Historically, such attacks were seen as little more than an annoyance, but with businesses increasingly evolving to offer online services, the risk from such attacks now has major consequences. Indeed, even a few minutes of downtime can now prove extremely costly. For example, DDoS attacks could be causing service issues or outages where customers cannot effectively run their own businesses, transfer money, or make purchases, and this can lead to significant financial damage.

In addition to the fiscal impact, the aftermath of these attacks can leave a company scrambling to regain customer trust and rectify brand damage. For instance, if a problem only persists for a few minutes, or less, there is a chance it will be missed or, at best, dismissed as ‘just a glitch in the system’ and once everything is back to normal, it is just forgotten about. Those quick little glitches or burps in the performance of systems should not be ignored, as they can have a serious impact on customers’ perception of the service and the organization providing it. Indeed, high levels of network and web services availability are crucial to ensuring satisfaction and sustaining customer trust and confidence in a brand. If an organization’s website, or service, is not working properly or there is a delay in its performance, it immediately impacts brand prestige.  Increasingly, this can be the result of a cyberattack, such as a DDoS, rather than a software bug, hardware glitch, or other IT issue.

The motivations for DDoS attack campaigns are endless – financial, political, nation-state, extortion, and everything in-between. When it comes to smaller attacks the motives could also vary. Some attacks might be small because the attackers only paid for a 10-minute attack from a DDoS-for-hire service. Others might be shorter and smaller because the malicious actor did not successfully harness the required resources, or they know that these types of attacks can make their impact before many protection solutions, such as on-demand cloud services, are able to react.

Regardless of the motivations behind DDoS attacks, or the techniques used by criminals, those threats remain one of the biggest challenges for online organizations nowadays. Most concerning is that, if organizations do not have the right protection in place, they could be unknowingly suffering service impact and minor outage, without even realizing it’s due to a lack of adequate protection.

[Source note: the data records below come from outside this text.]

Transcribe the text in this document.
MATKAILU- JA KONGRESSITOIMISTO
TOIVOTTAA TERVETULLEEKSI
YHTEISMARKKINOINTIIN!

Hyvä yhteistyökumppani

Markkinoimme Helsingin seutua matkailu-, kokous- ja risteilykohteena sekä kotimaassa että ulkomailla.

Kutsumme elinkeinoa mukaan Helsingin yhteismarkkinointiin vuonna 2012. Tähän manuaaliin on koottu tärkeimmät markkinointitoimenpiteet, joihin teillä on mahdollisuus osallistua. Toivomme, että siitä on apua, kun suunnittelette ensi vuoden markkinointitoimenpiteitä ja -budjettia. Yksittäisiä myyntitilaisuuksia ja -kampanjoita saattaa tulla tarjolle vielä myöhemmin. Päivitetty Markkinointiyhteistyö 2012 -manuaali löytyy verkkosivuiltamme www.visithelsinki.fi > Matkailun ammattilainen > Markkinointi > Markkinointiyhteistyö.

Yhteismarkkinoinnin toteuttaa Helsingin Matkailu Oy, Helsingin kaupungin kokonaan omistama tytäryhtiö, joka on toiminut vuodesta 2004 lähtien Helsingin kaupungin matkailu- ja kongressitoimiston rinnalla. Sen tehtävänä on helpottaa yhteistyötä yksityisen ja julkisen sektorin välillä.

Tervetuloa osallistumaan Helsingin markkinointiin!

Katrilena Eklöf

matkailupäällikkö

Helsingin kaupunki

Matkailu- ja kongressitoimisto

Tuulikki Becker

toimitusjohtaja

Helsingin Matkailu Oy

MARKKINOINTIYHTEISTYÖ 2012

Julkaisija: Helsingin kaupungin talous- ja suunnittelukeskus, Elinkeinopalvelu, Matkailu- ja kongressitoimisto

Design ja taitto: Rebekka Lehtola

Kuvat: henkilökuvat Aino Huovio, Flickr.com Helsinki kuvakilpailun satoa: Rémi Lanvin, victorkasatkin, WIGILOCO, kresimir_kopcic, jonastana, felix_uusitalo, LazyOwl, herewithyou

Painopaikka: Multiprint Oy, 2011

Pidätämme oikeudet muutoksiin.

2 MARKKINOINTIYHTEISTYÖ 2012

DDoS attacks can target organizations of any size or industry, so businesses need to be prepared to defend against them. Today, it is seldom the case of ‘if a company will be hit by a DDoS attack’, but when. Even though, short DDoS attacks may seem harmless, it is precisely their size that makes them so dangerous. Therefore, organizations need to ensure they are putting the right protection in place, including real-time automatic DDoS protection, as even small attacks getting through for even a brief period could have serious implications.